- Starring: Lee Mack Tim Vine Jim Tavaré Karen Taylor Ronni Ancona Kitty Flanagan
- Country of origin: United Kingdom
- No. of series: 2
- No. of episodes: 16

Production
- Running time: 23 minutes

Original release
- Network: ITV
- Release: 10 September 2001 – 24 April 2004

Related
- Not Going Out

= The Sketch Show =

Television series

The Sketch Show is a British television sketch comedy programme, featuring British comedians, with the addition of Australian comedian Kitty Flanagan from series 2. It aired on ITV between 2001 and 2004. The show was first commissioned in 2001 and was co-produced by a company owned by Steve Coogan.

The show started at the Edinburgh Festival Fringe in 1999, and starred Lee Mack, Catherine Tate and Dan Antopolski. Mack later expressed regret at not including them in the TV show.

== Cast ==
The original line-up of the cast was Lee Mack, Jim Tavaré, Tim Vine, Karen Taylor and Ronni Ancona.

For the second series, Kitty Flanagan replaced Ancona, who left to concentrate on BBC One's Alistair McGowan's Big Impression (which was shortened to simply Big Impression to reflect Ancona playing as many parts as McGowan himself). Again, sketches featured performers using their own names.

With the exception of some child actors in certain sketches, there were no guest stars at any point during the programme.

== Writers ==
All of the cast contributed to the writing of the show; however, Lee Mack is credited as the lead writer. Other comedic writers/actors, such as Jimmy Carr, John Archer, Ricky Gervais, Matthew Hardy, John Mann, Stephen Colledge and Daniel Maier were also responsible for the show's humour, though were not featured in the show.

== DVD ==
A DVD of the first season was released by Visual Entertainment in Australia on 12 September 2005. It is a region-free DVD and the only extra on the disc is a short photo gallery. All 8 episodes on the single-disc release are combined into a 3-hour feature. The opening and closing credits have been removed for all episodes, and a number of sketches have been edited out to fit the series onto a single disc.

== International versions ==

=== United States ===
An American version of the show, produced by Kelsey Grammer, aired in early 2005 on Fox. The main cast consisted of Malcolm Barrett, Kaitlin Olson, Mary Lynn Rajskub, and Paul F. Tompkins, as well as Lee Mack from the British version of the show. Grammer appeared in short opening and closing segments in each episode.

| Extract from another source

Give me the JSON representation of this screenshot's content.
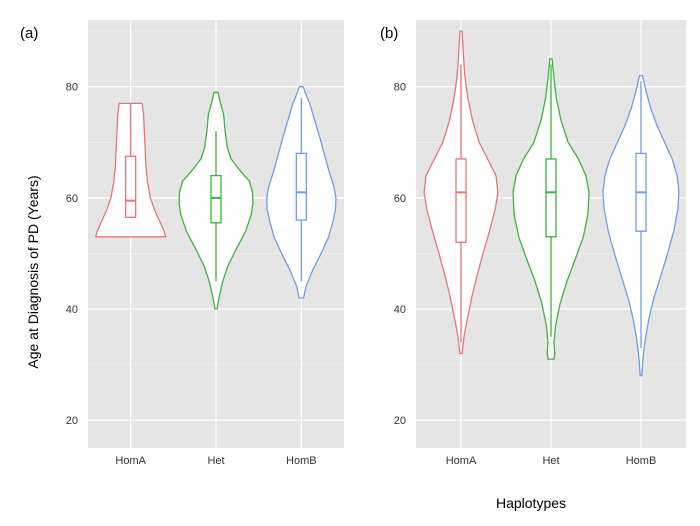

Many of the sketches from the British version were recreated, such as the California Dreamin', English Course, and Sign Language sketches.

One sketch from this version has Grammer waking up from a nightmare, which he describes as: "I dreamt that Frasier was over, and I was on this Sketch Show!" The sketch is a spoof of the Newhart series finale.

The series was filmed in London at Teddington Studios, with a British audience.

Only six episodes of the show were made, and it was cancelled after only four of them had been shown, but all six were aired with the last airing on 19 April 2005.

Its Sunday night time slot was replaced by American Dad!